Might anyone offer a derrivation? My attempt bellow
($ x_{i'}$ is counting through the transformed coordinates)
$\displaystyle\frac{\partial }{\partial x_{i'}}= \displaystyle\frac{\partial x_i}{\partial x_{i'}} \displaystyle\frac{\partial }{\partial x_i}$
$ dx^{n'} = \displaystyle\frac{\partial x^{n'} }{\partial x_n}dx^n$
Knowing this, and going about it like with transformations with vectors, and the dual
$ A^ie_i=A^{i'}e_{i'} = A^{i'}M^i_{i'}e_i $ $ => A^{i'}=(M^{-1})^{i'}_iA^i $
we get
$ A^i\displaystyle\frac{\partial }{\partial x_i} = A^{i'}\displaystyle\frac{\partial }{\partial x_{i'}} = A^{i'}\displaystyle\frac{\partial x_i}{\partial x_{i'}} \displaystyle\frac{\partial }{\partial x_i}$
is the following OK? And if so, why
=> $A^i= A^{i'}\displaystyle\frac{\partial x_i}{\partial x_{i'}}$ => $A^{i'}= A^{i}\displaystyle\frac{\partial x_{i'}}{\partial x_{i}}$
I know I can treat it( $\displaystyle\frac{\partial x_i}{\partial x_{i'}}$ ) as a matrix, but the inverse of one usually isn't just the inverse of each of its components
The other way I went about it, is demanding that a tensor product is equivalent under the transformation, and computing the needed transformations of coeficients (already knowing those for the basis), so that everything cancels out.
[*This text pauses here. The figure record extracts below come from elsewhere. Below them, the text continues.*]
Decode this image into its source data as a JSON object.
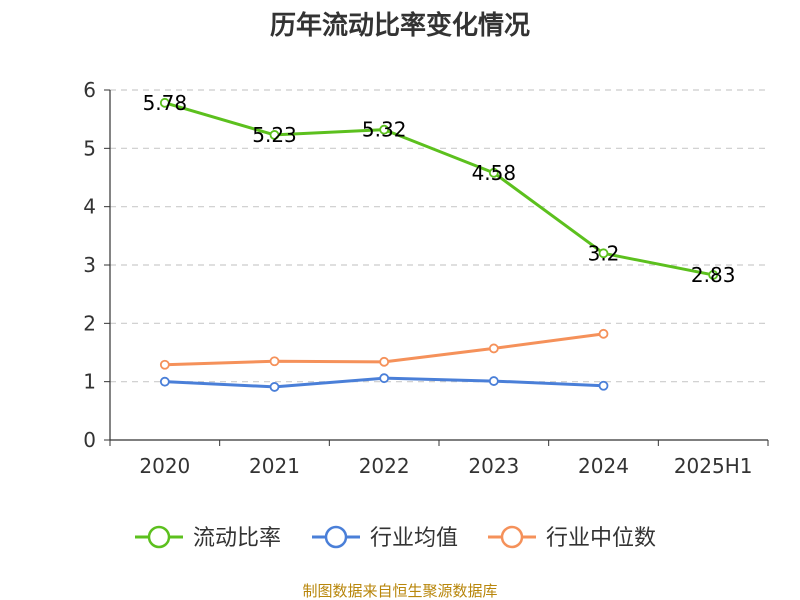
{
  "chart_data": {
    "type": "line",
    "title": "历年流动比率变化情况",
    "categories": [
      "2020",
      "2021",
      "2022",
      "2023",
      "2024",
      "2025H1"
    ],
    "ylim": [
      0,
      6
    ],
    "yticks": [
      "0",
      "1",
      "2",
      "3",
      "4",
      "5",
      "6"
    ],
    "grid": true,
    "legend_position": "bottom",
    "series": [
      {
        "name": "流动比率",
        "color": "#5cc01e",
        "values": [
          5.78,
          5.23,
          5.32,
          4.58,
          3.2,
          2.83
        ],
        "labels": [
          "5.78",
          "5.23",
          "5.32",
          "4.58",
          "3.2",
          "2.83"
        ]
      },
      {
        "name": "行业均值",
        "color": "#4a7fd8",
        "values": [
          1.0,
          0.91,
          1.06,
          1.01,
          0.93,
          null
        ]
      },
      {
        "name": "行业中位数",
        "color": "#f5915a",
        "values": [
          1.29,
          1.35,
          1.34,
          1.57,
          1.82,
          null
        ]
      }
    ]
  },
  "source_text": "制图数据来自恒生聚源数据库"
}
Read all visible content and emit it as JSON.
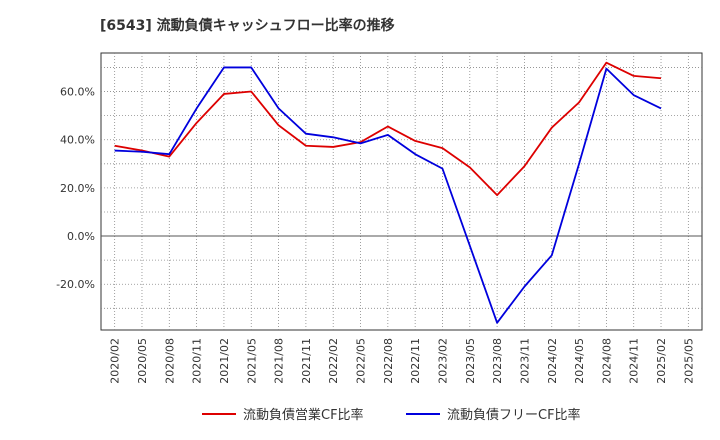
{
  "chart_data": {
    "type": "line",
    "title": "[6543]  流動負債キャッシュフロー比率の推移",
    "xlabel": "",
    "ylabel": "",
    "ylim": [
      -39,
      76
    ],
    "yticks": [
      -20,
      0,
      20,
      40,
      60
    ],
    "ytick_labels": [
      "-20.0%",
      "0.0%",
      "20.0%",
      "40.0%",
      "60.0%"
    ],
    "categories": [
      "2020/02",
      "2020/05",
      "2020/08",
      "2020/11",
      "2021/02",
      "2021/05",
      "2021/08",
      "2021/11",
      "2022/02",
      "2022/05",
      "2022/08",
      "2022/11",
      "2023/02",
      "2023/05",
      "2023/08",
      "2023/11",
      "2024/02",
      "2024/05",
      "2024/08",
      "2024/11",
      "2025/02",
      "2025/05"
    ],
    "grid": true,
    "legend_position": "bottom",
    "series": [
      {
        "name": "流動負債営業CF比率",
        "color": "#dd0000",
        "values": [
          37.5,
          35.5,
          33.0,
          47.0,
          59.0,
          60.0,
          46.0,
          37.5,
          37.0,
          39.0,
          45.5,
          39.5,
          36.5,
          28.5,
          17.0,
          29.0,
          45.0,
          55.5,
          72.0,
          66.5,
          65.5,
          null
        ]
      },
      {
        "name": "流動負債フリーCF比率",
        "color": "#0000dd",
        "values": [
          35.5,
          35.0,
          34.0,
          53.0,
          70.0,
          70.0,
          53.0,
          42.5,
          41.0,
          38.5,
          42.0,
          34.0,
          28.0,
          -4.0,
          -36.0,
          -21.0,
          -8.0,
          30.0,
          69.5,
          58.5,
          53.0,
          null
        ]
      }
    ]
  }
}
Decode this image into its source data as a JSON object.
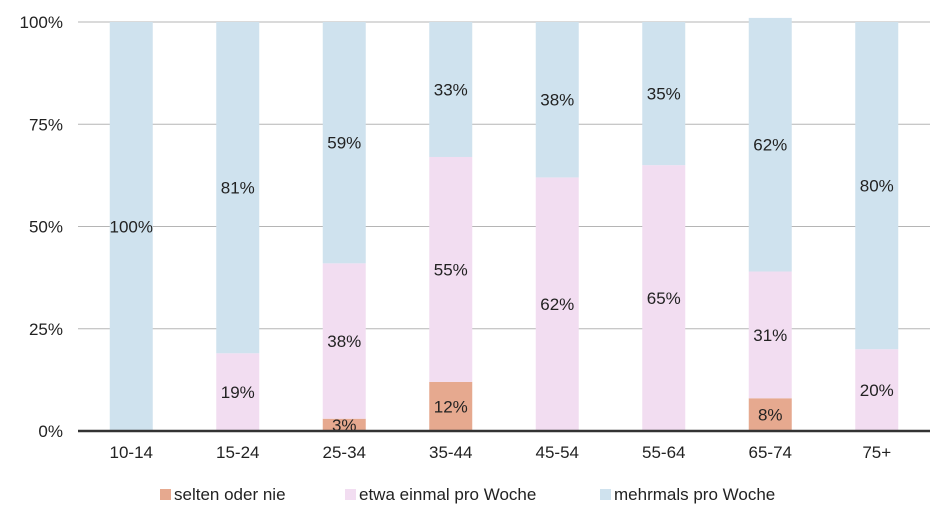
{
  "chart_data": {
    "type": "bar",
    "stacked": true,
    "percent_stacked": true,
    "categories": [
      "10-14",
      "15-24",
      "25-34",
      "35-44",
      "45-54",
      "55-64",
      "65-74",
      "75+"
    ],
    "series": [
      {
        "name": "selten oder nie",
        "color": "#e6a98f",
        "values": [
          0,
          0,
          3,
          12,
          0,
          0,
          8,
          0
        ],
        "labels": [
          "",
          "",
          "3%",
          "12%",
          "",
          "",
          "8%",
          ""
        ]
      },
      {
        "name": "etwa einmal pro Woche",
        "color": "#f2ddf1",
        "values": [
          0,
          19,
          38,
          55,
          62,
          65,
          31,
          20
        ],
        "labels": [
          "",
          "19%",
          "38%",
          "55%",
          "62%",
          "65%",
          "31%",
          "20%"
        ]
      },
      {
        "name": "mehrmals pro Woche",
        "color": "#cfe2ee",
        "values": [
          100,
          81,
          59,
          33,
          38,
          35,
          62,
          80
        ],
        "labels": [
          "100%",
          "81%",
          "59%",
          "33%",
          "38%",
          "35%",
          "62%",
          "80%"
        ]
      }
    ],
    "yticks": [
      "0%",
      "25%",
      "50%",
      "75%",
      "100%"
    ],
    "ylim": [
      0,
      100
    ],
    "grid": true,
    "legend_position": "bottom",
    "title": "",
    "xlabel": "",
    "ylabel": ""
  }
}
Leaving the product equivalent under the transformation.
I am an amateur mathematician, so I apologise for any lapses of terminology.
I'll write the two coordinate systems as $x_j$ and $y_k$, to better distinguish them. Then we know that $a_j \frac{\partial}{\partial x_j}=b_k \frac{\partial}{\partial y_k}$. So, by applying both sides to the coordinate function $x_i$, we know that $a_j \frac{\partial x_i}{\partial x_j}=b_k \frac{\partial x_i}{\partial y_k}$. By definition, $\frac{\partial x_i}{\partial x_j}=\delta^i_j$, so on the left-hand side, we only get $a_i$, and so $a_i=b_k \frac{\partial x_i}{\partial y_k}$. Similarly, we could get that $b_i=a_j\frac{\partial y_i}{\partial x_j}$. You are correct that the matrices $A_1=(\frac{\partial x_i}{\partial y_k})$ and $A_2=\frac{\partial y_i}{\partial x_j}$ are inverses of each other, but keep in mind that it doesn't need to be the case (and in general is definitely not the case) that $\frac{\partial x_i}{\partial y_j}=(\frac{\partial y_j}{\partial x_i})^{-1}$. That is, you shouldn't think of it as inverting each component.